To augment your dataset, use tf.data.Dataset.map either before or after the batch operation, depending on whether or not you want to apply a batch-wise operation (something working on a 4D image tensor) or element-wise operation (3D image tensor). Note it looks like the documentation for tf.image.flip_left_right is out of date, since I get an error when I try and use a 4D tensor.
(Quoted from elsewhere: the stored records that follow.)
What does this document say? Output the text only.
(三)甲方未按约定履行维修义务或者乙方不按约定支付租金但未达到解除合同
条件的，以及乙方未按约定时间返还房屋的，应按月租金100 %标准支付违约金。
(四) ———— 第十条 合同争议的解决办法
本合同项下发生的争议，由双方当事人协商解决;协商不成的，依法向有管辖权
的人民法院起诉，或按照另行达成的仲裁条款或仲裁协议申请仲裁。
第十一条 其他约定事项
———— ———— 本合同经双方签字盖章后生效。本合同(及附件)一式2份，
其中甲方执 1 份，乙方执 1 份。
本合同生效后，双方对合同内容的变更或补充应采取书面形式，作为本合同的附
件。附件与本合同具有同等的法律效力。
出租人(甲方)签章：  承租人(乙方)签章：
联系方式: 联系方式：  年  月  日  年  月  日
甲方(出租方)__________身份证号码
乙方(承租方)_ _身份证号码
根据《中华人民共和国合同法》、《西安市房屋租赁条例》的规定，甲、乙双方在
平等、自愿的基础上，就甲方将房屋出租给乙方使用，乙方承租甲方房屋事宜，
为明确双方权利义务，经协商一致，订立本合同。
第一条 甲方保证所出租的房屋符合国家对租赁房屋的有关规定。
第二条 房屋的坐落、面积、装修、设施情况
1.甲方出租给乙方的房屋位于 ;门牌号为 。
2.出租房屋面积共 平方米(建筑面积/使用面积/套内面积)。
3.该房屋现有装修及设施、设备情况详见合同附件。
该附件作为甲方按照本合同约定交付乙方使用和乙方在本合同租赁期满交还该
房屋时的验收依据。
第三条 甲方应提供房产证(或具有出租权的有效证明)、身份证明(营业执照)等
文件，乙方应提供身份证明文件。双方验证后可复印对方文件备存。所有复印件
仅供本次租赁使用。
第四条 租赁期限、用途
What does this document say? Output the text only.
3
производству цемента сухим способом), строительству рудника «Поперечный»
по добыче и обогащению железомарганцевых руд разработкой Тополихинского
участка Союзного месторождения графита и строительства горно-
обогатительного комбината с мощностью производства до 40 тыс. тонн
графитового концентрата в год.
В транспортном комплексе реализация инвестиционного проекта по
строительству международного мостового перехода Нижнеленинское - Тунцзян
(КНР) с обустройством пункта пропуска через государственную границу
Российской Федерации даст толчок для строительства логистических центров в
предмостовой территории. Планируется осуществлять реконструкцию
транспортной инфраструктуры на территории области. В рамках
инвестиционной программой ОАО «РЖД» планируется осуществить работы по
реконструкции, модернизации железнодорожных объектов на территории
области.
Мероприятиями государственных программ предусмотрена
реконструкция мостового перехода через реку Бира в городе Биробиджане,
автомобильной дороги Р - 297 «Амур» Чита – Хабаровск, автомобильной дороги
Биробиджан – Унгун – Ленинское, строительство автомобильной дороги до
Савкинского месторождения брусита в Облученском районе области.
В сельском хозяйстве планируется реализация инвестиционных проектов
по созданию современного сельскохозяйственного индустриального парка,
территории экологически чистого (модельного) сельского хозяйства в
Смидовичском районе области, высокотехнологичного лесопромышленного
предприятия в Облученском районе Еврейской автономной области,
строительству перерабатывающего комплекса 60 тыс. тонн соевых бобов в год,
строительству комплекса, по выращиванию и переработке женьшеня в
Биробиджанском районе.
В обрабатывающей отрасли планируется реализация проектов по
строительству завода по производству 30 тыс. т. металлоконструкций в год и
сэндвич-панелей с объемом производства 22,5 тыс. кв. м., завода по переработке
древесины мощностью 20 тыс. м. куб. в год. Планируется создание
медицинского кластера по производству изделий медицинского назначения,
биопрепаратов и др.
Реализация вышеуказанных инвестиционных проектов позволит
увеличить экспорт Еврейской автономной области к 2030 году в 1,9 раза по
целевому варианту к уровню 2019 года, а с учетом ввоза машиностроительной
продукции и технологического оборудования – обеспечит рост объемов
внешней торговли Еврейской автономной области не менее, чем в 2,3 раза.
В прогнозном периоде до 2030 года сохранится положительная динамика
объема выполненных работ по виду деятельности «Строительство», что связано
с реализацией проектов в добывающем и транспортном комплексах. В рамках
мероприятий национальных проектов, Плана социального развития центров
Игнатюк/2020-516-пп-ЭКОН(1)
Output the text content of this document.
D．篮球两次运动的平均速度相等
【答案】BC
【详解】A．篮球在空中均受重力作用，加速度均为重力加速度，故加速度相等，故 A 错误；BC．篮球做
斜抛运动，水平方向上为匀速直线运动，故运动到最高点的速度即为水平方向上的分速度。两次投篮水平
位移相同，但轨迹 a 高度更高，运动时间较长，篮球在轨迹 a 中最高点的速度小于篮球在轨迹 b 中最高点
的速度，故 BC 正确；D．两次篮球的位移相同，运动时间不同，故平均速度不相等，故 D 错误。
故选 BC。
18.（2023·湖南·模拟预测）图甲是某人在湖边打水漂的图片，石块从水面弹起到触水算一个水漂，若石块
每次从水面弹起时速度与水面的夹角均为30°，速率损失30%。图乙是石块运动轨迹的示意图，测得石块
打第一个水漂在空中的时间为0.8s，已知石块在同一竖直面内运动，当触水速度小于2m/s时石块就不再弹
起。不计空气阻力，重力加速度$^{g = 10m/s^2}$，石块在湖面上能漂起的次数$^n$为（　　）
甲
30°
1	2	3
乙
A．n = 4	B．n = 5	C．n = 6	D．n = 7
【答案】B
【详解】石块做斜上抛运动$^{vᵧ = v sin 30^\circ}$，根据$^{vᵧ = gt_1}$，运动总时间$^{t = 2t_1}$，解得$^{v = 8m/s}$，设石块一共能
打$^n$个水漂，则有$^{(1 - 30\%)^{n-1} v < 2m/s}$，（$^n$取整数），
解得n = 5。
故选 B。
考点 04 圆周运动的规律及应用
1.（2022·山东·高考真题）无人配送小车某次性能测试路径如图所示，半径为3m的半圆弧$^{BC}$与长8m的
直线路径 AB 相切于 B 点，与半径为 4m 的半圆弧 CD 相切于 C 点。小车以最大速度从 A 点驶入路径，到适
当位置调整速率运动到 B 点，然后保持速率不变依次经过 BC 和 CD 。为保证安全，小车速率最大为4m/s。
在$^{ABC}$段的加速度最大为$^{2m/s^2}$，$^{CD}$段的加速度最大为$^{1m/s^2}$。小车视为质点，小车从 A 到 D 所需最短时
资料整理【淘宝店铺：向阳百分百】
If you want to augment you data randomly, use tf.image.random_flip_left_right rather than tf.image.flip_left_right.
If you're using a tf.estimator.Estimator (or wouldn't mind converting your code to using it), then check out tf.estimator.train_and_evaluate for an in-built way of switching between datasets.
Consider shuffling/repeating your dataset with the shuffle/repeat methods. See the article for notes on efficiencies. In particular, repeat -> shuffle -> map -> batch -> batch-wise map -> prefetch seems to be the best ordering of operations for most applications.